A Last Noel for the IRLF

A Sacha Christmas Story

by Cat

 

Hello, my friends! As the Americans say, I wish to you the tidings of the season, “Happy Holidays,” yes? It is the Christmas season, in Russia as well as in the west, but of course our Christmas season really points to the day of January 7 by the calendar, thirteen days after the Christmas most of you enjoy. Only the New Year, and in my family, the November 7 anniversary of the Oktyabrskya Revoliutsiia, the October Socialist Revolution, are more eagerly anticipated. I will spend this Christmas Eve feast with Grandmama, and my Uncle Grigoriy, and my father and mother, and my brother Sergei also. Vasily my wingman, and Sergei’s men, are all far from home and we will have a place for them at the table. I am already planning to make the kutya, which is the special porridge of wheatberries and other grains, and poppy seeds we eat at the Holy Feast to ensure happiness, success, and an untroubled rest.

I believe it is similar to my American friend Shaniqua Deitz’s (you will remember, she is called “Sugar” by the Americans) tale of how the Americans of the South eat the black-eyed peas on New Year’s day for luck. I miss my American friends, now that they have all gone south themselves, to Iran, for the war there, and I think often of them, and Captain Bones, and his “Jolly Rogers” who will once again miss this time of year with their families, as they fight our shared foe.

Speaking of Sergei and I, we became involved in a most unorthodox (I believe that may be a pun, no? We are Orthodox Christians; at least, my mother and I are) event recently. And because of this, my family will be taking the Christmas feast in a new place indeed. It is my beloved Commander who is at fault for this, this time. It is cold in southern Russia this time of year, and Kolya, the squadron weather officer, had warned us to dress warmly for temperatures would be near zero (by the Celsius scale, of course, I know that my American friends out there reading this don’t use metric measurements) at our base in Adler, outside Sochi.

This season endows one with a certain spirit, does it not?Things are winding down around here for the holidays; the Wahabbists are quiet, the territory south of the Gumista River is not boiling right now, and our 41st Tank Division has things in occupied Abkhazia pretty well pacified. But just when one feels warm and complacent, things begin to go wrong.

This season endows one with a certain spirit, does it not? And so it was with my Commander, who was out and about with the Army general who commands the 41st Division on a tour of the frontier. Finding that the families of the town of Achandara, on our side of the Gumista in the Gudauta administrative region, were without certain necessities, he returned to the 41st Division’s headquarters base-camp in Gantiadi and set about organizing help in concert with the United Nations mission there. Vasily and I, and my brother and his men, were summoned to help with the relief effort. You will remember this place, when I was last meeting with Kemal, my brother’s men pushed off from there to rescue me. I remember this place well. Our convoy was well-received by the people of the town.

We were invited to take a meal with the mayor and his family; I, my Commander, and some of the leaders of the tank battalion involved in our little efforts. And this is when my story begins, as I helped the old babushka, the grandmother of this family, and her daughter, with the washing in the kitchen. A photograph, in a weathered leather frame, of a young man not much older than I, draped in black. I asked the daughter, Natalya, who he was; of course, I supposed, he was a soldier or other fighter killed in the war. I was not prepared for her answer.
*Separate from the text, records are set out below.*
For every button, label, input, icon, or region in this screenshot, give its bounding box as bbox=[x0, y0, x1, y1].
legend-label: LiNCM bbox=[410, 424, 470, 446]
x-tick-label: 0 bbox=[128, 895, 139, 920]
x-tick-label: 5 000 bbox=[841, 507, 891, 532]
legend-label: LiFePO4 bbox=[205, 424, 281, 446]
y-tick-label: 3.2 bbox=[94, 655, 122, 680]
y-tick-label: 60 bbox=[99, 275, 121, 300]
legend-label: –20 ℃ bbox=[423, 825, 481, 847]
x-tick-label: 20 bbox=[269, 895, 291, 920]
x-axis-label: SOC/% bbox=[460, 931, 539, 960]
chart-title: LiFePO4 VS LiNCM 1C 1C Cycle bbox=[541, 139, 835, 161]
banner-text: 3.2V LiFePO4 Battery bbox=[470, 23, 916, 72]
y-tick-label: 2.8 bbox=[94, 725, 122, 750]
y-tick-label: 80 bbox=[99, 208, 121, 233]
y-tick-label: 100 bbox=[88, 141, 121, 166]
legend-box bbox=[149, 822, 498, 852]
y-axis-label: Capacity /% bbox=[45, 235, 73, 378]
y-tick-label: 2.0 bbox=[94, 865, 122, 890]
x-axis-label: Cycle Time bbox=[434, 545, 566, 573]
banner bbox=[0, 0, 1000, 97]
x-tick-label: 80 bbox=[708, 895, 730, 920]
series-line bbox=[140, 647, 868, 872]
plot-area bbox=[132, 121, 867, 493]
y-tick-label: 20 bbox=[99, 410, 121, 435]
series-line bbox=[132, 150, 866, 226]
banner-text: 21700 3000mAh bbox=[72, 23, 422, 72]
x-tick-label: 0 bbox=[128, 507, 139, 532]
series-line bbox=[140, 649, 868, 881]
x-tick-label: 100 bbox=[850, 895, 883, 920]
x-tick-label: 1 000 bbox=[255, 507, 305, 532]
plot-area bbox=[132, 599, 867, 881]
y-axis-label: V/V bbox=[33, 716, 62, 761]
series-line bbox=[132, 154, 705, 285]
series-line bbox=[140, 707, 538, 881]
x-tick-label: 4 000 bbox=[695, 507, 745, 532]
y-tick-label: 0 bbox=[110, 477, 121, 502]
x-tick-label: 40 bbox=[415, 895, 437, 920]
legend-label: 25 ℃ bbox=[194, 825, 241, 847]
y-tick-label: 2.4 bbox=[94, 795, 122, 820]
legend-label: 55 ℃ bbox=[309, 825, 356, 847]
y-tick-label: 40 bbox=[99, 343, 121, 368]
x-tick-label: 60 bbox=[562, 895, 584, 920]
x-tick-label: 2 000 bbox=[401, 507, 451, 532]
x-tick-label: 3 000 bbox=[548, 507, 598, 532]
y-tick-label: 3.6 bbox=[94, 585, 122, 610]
“It is my brother, Nicolai. A week ago, captured by the Wahhabists. He is held for ransom, and we do not have the money they demand.” I put down the cup I was drying, took her hand as the tears came. She went on. “He is not the only one, Alexandra Dimitrievna. Many of the young men of our town have been taken. The Wahhabists take them, and hold them, and kill them if we do not pay. They use the money to fight you.”

I was outraged. It is not enough that the cursed mujahids oppress the people of the south. They have to raid those under our protection as well! “How long has this been happening, Natalya?”

“Over the last two months. It began after their Ramadan holiday ended in October, that is when the first one was taken. This family could not pay, and the Wahhabists butchered him as a warning to us all. Since then, my father has emptied the treasury to meet their demands.”

I did not understand. We have a full division of tanks in the north! I pointed this out to her. “But why have you not gone to the military police?”

“We cannot. More will die if we do, they have told us this.”

This cannot stand, I thought. I promised her we would help. The military was here, now, in their very midst. But how to return the young men of this village without their captors killing them outright? I bit my thumbnail, considering, when I heard my Commander calling me from the dining room. I hurriedly excused myself, planning to tell all to him. But as I entered, I found the men in close conversation.